Machine 1: You generate one time secret, it is completely random without any relation to master secret;

Machine 1: Sync is waiting for another peer that will have this one time secret;

Machine 2: You enter one-time secret. Machine 2 will find Machine 1 and connects to it;

Machine 1: See new peer that uses one-time secret, sends master secret. Disconnects. Discard the key.

Machine 2: Got master key and connects to Machine 1 using master secret;

If Machine 1 will not see any peer for this one-time secret in 24 hours, it will discard the key.

[SyncAppTester]

That's great, and very reassuring! Thank you for the detailed explanation.

[kanine]

Just to also confirm my thoughts on sync after a few days use. I'd also like to see some kind of Mirror/Two Way sync differentiation. I like to think of this as either a Subscription, or Collaboration.

With subscription, you are offering the secret to those clients that want to Subscribe to the information from the master. That means it will always be an exact duplicate (maybe with some client side filters). With collaborate it is a true two way sync with the original master, once again maybe client level filters can come into play.

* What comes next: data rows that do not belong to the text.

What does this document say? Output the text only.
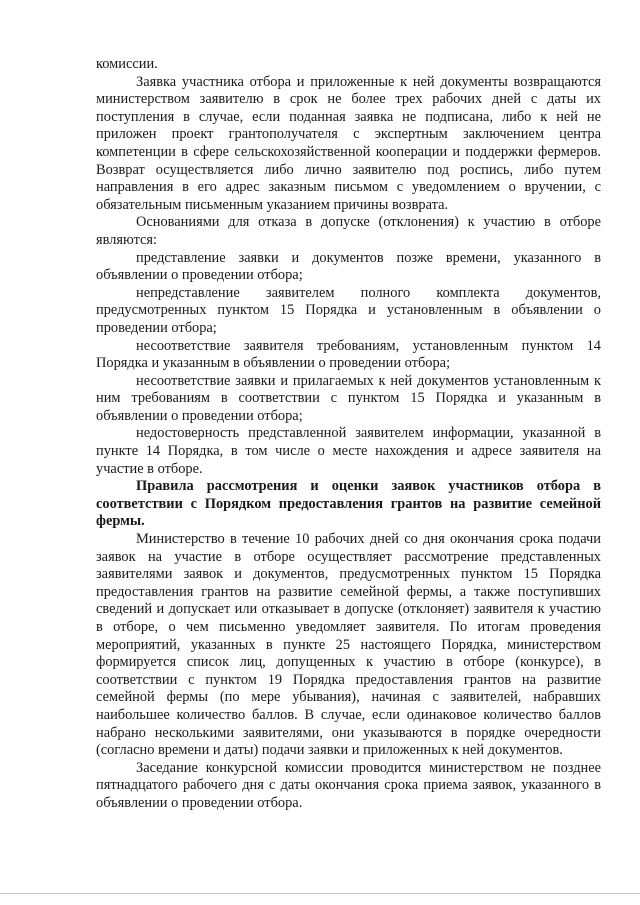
комиссии.

Заявка участника отбора и приложенные к ней документы возвращаются министерством заявителю в срок не более трех рабочих дней с даты их поступления в случае, если поданная заявка не подписана, либо к ней не приложен проект грантополучателя с экспертным заключением центра компетенции в сфере сельскохозяйственной кооперации и поддержки фермеров. Возврат осуществляется либо лично заявителю под роспись, либо путем направления в его адрес заказным письмом с уведомлением о вручении, с обязательным письменным указанием причины возврата.

Основаниями для отказа в допуске (отклонения) к участию в отборе являются:

представление заявки и документов позже времени, указанного в объявлении о проведении отбора;

непредставление заявителем полного комплекта документов, предусмотренных пунктом 15 Порядка и установленным в объявлении о проведении отбора;

несоответствие заявителя требованиям, установленным пунктом 14 Порядка и указанным в объявлении о проведении отбора;

несоответствие заявки и прилагаемых к ней документов установленным к ним требованиям в соответствии с пунктом 15 Порядка и указанным в объявлении о проведении отбора;

недостоверность представленной заявителем информации, указанной в пункте 14 Порядка, в том числе о месте нахождения и адресе заявителя на участие в отборе.

Правила рассмотрения и оценки заявок участников отбора в соответствии с Порядком предоставления грантов на развитие семейной фермы.

Министерство в течение 10 рабочих дней со дня окончания срока подачи заявок на участие в отборе осуществляет рассмотрение представленных заявителями заявок и документов, предусмотренных пунктом 15 Порядка предоставления грантов на развитие семейной фермы, а также поступивших сведений и допускает или отказывает в допуске (отклоняет) заявителя к участию в отборе, о чем письменно уведомляет заявителя. По итогам проведения мероприятий, указанных в пункте 25 настоящего Порядка, министерством формируется список лиц, допущенных к участию в отборе (конкурсе), в соответствии с пунктом 19 Порядка предоставления грантов на развитие семейной фермы (по мере убывания), начиная с заявителей, набравших наибольшее количество баллов. В случае, если одинаковое количество баллов набрано несколькими заявителями, они указываются в порядке очередности (согласно времени и даты) подачи заявки и приложенных к ней документов.

Заседание конкурсной комиссии проводится министерством не позднее пятнадцатого рабочего дня с даты окончания срока приема заявок, указанного в объявлении о проведении отбора.
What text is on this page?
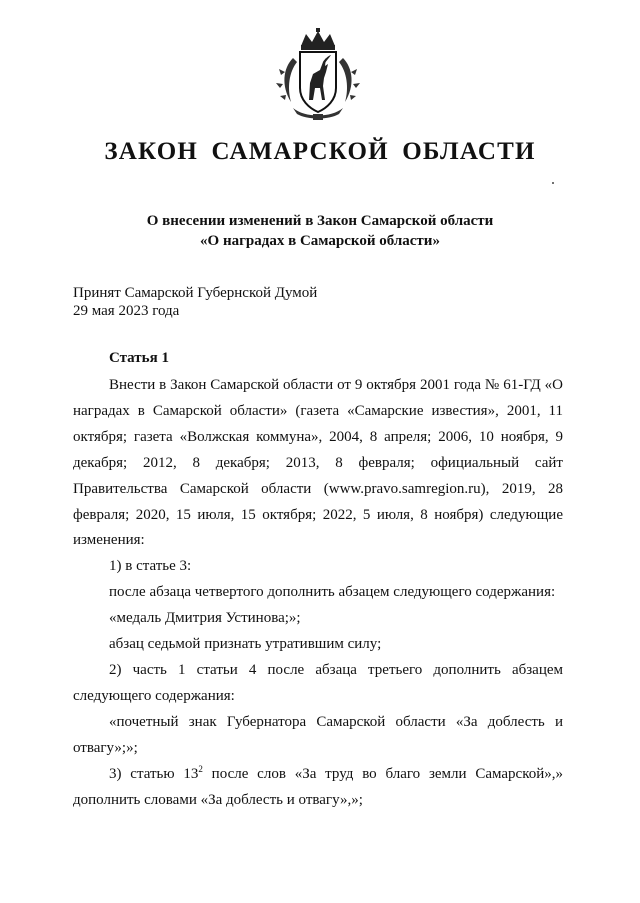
ЗАКОН САМАРСКОЙ ОБЛАСТИ
О внесении изменений в Закон Самарской области
«О наградах в Самарской области»
Принят Самарской Губернской Думой
29 мая 2023 года
Статья 1

Внести в Закон Самарской области от 9 октября 2001 года № 61-ГД «О наградах в Самарской области» (газета «Самарские известия», 2001, 11 октября; газета «Волжская коммуна», 2004, 8 апреля; 2006, 10 ноября, 9 декабря; 2012, 8 декабря; 2013, 8 февраля; официальный сайт Правительства Самарской области (www.pravo.samregion.ru), 2019, 28 февраля; 2020, 15 июля, 15 октября; 2022, 5 июля, 8 ноября) следующие изменения:

1) в статье 3:

после абзаца четвертого дополнить абзацем следующего содержания:

«медаль Дмитрия Устинова;»;

абзац седьмой признать утратившим силу;

2) часть 1 статьи 4 после абзаца третьего дополнить абзацем следующего содержания:

«почетный знак Губернатора Самарской области «За доблесть и отвагу»;»;

3) статью $13^2$ после слов «За труд во благо земли Самарской»,» дополнить словами «За доблесть и отвагу»,»;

Then we have an excellent backup/replication tool as well as a great collaboration tool.

I thought it was really cool when I recently added a second computer at home, and included it to sync with the office. Seeing it pull the data from the office and other home lan client was a very satisfying moment. Perhaps I need to get out more!

Keep up the great work, I think this tool has a great future.

[kos13]

You have two option right now:

- You distribute RW key - then two users could collaborate;

- If you distribute Read Only key, the second computer will get all changes from master, but can't affect master copy.

Will this cover your cases? Or you have some other use cases?